Isto não é queixar-me, Simão; não é. Talvez que eu pudesse resistir alguns dias à morte, se tu ficasses; mas, de um modo ou outro, era inevitável fechar os olhos quando se rompesse o último fio, este último que se está partindo, e eu mesma o oiço partir. Não vão estas palavras acrescentar a tua pena. Deus me livre de ajuntar um remorso injusto à tua saudade.
Se eu pudesse ainda ver-te feliz neste mundo; se Deus permitisse à minha alma esta visão!… Feliz, tu, meu pobre condenado!… Sem o querer, o meu amor agora te fazia injúria, julgando-te capaz de felicidade! Tu morrerás de saudade, se o clima do desterro te não matar ainda antes de sucumbires à dor do espírito.
A vida era bela, era, Simão, se a tivéssemos como tu ma pintavas nas tuas cartas, que li há pouco! Estou vendo a casinha que tu descrevias defronte de Coimbra, cercada de árvores, flores e aves. A tua imaginação passeava comigo às margens do Mondego, à hora pensativa do escurecer. Estrelava-se o céu, e a lua abrilhantava a água. Eu respondia com a mudez do coração ao teu silêncio, e, animada por teu sorriso, inclinava a face ao teu seio, como se fosse ao de minha mãe. Tudo isto li nas tuas cartas; e parece que cessa o despedaçar da agonia enquanto a alma se está recordando. Noutra carta, me falavas em triunfos e glórias e imortalidade do teu nome. Também eu ia após da tua aspiração, ou adiante dela, porque o maior quinhão dos teus prazeres de espírito queria eu que fosse meu. Era criança há três anos, Simão, e já entendia os teus anelos de glória, e imaginava--os realizados como obra minha, se me tu dizias, como disseste muitas vezes, que não serias nada sem o estímulo do meu amor.

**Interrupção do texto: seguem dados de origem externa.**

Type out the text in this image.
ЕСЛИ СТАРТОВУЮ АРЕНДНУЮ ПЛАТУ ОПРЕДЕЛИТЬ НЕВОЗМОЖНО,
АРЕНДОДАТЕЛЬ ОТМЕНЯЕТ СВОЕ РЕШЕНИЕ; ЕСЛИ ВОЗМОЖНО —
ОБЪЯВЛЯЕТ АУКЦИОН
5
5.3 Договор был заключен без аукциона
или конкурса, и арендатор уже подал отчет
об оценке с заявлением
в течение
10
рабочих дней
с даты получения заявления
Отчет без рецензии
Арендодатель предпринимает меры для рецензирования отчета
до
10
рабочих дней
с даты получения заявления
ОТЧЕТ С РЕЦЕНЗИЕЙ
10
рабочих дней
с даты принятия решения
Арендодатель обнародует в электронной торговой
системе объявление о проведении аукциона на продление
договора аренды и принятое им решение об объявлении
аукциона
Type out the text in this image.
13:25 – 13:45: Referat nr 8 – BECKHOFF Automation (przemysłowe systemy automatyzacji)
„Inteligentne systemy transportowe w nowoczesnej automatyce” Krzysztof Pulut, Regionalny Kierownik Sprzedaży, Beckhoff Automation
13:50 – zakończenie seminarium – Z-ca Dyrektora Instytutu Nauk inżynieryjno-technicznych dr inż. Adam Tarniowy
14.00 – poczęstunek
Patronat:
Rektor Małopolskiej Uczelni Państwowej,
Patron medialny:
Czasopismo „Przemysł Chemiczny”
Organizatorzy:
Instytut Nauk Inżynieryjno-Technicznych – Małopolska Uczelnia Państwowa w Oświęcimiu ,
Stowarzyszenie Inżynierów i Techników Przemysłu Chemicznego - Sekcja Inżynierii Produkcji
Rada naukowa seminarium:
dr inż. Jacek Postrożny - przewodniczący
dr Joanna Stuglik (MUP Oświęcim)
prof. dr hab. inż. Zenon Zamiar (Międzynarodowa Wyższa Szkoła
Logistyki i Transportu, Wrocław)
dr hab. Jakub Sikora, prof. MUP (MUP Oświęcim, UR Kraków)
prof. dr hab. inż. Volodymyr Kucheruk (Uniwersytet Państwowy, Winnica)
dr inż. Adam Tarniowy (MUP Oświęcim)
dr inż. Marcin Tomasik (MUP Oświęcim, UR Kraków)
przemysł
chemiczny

Oh! Simão, de que céu tão lindo caímos! À hora que te escrevo, estás tu para entrar na nau dos degredados, e eu na sepultura.
Que importa morrer, se não podemos jamais ter nesta vida a nossa esperança de há três anos?! Poderias tu com a desesperança e com a vida, Simão? Eu não podia. Os instantes do dormir eram os escassos benefícios que Deus me concedia; a morte é mais que uma necessidade, é uma misericórdia divina, uma bem-aventurança para mim.